The Lower Woodbine Organic Shale, in the southwest portion of the East Texas Basin is a very organic-rich shale with high resistivity, a hot gamma ray response and very good mud log shows.

This zone owes its high organic content and the resultant well-established oil production to its deposition in a silled basin, the product of a prograding delta from the north and northeast, a shelf-rimming Sligo/Edwards barrier reef complex to the south and southeast, a large basement high that affected water depth to the east, and a constricted area between the Sligo-Edwards Shelf Margin and the San Marcos Arch to the west. Within this silled basin, the zone grades from producing 30–35 gravity oil in northern Brazos County to dry gas in southernmost Grimes County.

In 2008, concurrent with the development of the “Eagleford play” in South Texas, Apache began a program recompleting wells from the underlying Buda and the overlying Austin Chalk into the Giddings (“Eagleford”) zone. The early recompletions were vertical completions with very small cumulative oil production. Later they would drill several short lateral horizontal wells to better test this organic shale.
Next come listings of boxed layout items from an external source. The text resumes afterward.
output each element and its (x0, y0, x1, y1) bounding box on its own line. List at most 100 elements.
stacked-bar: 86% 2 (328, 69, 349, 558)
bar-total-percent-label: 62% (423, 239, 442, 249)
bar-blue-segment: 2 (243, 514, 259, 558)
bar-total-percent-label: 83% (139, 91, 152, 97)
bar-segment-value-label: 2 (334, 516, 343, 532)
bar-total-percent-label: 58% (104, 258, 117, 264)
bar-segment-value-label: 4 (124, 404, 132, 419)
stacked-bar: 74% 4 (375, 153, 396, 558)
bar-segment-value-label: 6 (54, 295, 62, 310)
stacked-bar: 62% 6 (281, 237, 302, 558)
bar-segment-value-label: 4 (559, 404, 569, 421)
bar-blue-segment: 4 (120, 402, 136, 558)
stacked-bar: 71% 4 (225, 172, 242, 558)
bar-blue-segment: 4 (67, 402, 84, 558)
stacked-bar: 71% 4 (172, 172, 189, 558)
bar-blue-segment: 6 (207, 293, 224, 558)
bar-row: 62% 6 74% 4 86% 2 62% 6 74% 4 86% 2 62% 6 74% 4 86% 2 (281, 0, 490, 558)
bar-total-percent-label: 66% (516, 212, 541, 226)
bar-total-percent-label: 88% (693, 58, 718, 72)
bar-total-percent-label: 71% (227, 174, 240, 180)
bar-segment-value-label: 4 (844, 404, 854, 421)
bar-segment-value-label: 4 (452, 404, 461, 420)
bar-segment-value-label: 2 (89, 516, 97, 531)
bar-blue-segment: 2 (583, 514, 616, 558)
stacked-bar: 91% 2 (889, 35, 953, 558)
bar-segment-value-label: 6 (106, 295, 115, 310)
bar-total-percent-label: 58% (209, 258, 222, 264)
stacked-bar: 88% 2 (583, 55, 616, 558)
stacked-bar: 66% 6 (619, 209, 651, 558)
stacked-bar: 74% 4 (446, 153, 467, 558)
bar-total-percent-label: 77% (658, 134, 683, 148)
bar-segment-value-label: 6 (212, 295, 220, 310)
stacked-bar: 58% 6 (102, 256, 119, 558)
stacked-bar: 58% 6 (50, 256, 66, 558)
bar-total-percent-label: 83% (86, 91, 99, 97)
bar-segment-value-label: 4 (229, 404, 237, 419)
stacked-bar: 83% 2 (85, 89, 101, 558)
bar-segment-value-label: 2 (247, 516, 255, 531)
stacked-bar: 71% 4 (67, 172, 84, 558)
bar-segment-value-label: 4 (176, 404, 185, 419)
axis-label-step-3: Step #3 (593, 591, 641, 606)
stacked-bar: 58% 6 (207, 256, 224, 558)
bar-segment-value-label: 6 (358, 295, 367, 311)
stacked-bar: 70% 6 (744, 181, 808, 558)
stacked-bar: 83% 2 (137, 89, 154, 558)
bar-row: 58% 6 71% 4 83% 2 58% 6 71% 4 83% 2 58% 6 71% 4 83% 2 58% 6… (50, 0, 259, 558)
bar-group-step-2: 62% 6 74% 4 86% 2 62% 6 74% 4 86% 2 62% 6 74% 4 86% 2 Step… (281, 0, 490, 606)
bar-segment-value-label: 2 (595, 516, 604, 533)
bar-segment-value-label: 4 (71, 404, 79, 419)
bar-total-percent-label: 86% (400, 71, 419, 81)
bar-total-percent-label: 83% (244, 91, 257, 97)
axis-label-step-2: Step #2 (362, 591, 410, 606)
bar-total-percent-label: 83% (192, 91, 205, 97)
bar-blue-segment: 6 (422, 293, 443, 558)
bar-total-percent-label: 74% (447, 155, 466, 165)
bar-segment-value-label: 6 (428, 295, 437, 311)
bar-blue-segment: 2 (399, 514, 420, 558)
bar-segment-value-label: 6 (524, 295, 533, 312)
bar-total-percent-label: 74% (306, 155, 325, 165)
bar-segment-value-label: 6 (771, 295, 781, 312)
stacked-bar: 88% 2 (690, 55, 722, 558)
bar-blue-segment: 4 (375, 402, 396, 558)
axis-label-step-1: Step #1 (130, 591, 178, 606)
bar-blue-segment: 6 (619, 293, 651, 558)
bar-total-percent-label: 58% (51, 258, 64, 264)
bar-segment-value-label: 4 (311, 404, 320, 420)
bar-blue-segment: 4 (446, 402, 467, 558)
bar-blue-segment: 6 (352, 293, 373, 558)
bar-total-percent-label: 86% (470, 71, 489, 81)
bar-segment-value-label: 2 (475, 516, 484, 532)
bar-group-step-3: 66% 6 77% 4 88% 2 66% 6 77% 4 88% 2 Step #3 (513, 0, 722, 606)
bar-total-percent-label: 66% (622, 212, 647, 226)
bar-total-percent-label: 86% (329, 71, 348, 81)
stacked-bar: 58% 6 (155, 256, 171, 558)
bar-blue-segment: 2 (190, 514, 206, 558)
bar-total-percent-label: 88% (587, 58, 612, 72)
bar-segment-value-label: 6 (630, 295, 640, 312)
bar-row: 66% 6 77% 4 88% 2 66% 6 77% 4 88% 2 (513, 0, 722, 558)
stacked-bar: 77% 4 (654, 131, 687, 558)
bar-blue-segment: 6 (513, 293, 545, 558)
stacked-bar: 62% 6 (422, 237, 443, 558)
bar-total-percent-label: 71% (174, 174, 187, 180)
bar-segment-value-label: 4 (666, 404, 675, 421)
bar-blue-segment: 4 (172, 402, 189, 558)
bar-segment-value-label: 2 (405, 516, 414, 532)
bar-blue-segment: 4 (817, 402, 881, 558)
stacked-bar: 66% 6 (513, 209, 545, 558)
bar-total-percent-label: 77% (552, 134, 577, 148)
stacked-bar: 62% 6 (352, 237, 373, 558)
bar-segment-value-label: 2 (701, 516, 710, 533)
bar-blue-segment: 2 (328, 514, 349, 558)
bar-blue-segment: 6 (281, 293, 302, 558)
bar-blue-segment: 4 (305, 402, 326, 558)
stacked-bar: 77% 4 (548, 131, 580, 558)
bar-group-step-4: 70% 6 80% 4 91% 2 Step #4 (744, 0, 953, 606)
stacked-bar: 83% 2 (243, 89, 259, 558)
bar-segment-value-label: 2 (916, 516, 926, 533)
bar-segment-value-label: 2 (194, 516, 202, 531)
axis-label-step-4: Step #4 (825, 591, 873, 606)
The data from the Apache wells would prove to be invaluable in the current round of evaluation and drilling that began in 2012. Data such as oil gravity, gas-oil ratios, and organic shale isolith values, when combined with the completed lengths of the few horizontal completions and the regional geologic stress-strain field, allow for both a reservoir and an economic evaluation to predict where sweet spots should exist in this newly redeveloping play and how to best exploit them. Datasets from multiple plays confirm that the sweet spots are most often located in the high oil gravity portion of the oil window where the oil-generating shale is the thickest.

This play demonstrates the economic necessity of a proper evaluation of all data in a play before acreage acquisition. The play covers portions of several counties, but the best sweet spots will be much smaller.

The Woodbine and Eagle Ford were first defined in the Dallas, Texas, area in the late 1800s. The Maness was defined in 1945, from a cored well interval in Cherokee County, Texas. Correlations back to the outcrops and Cherokee County suggest that this productive interval is neither Eagle Ford nor the true Maness Shale. Therefore, following correct North American Commission on Stratigraphic Nomenclature (NACSN) practices, these organic-rich shales should be called the Lower Woodbine Formation and not the Eagle Ford Shale. The name Maness Shale only truly applies to a portion of the section below the high resistive oil-generating shale and above the Buda Limestone. The Maness is separated from the Woodbine over most of its area by the Lower Cretaceous Unconformity. By definition, the reservoir/source interval may be called a portion of the Pepper Shale Member of the Woodbine Formation. For clarity, the authors will refer to this restricted interval as the Lower Woodbine Organic Shale (LWOS).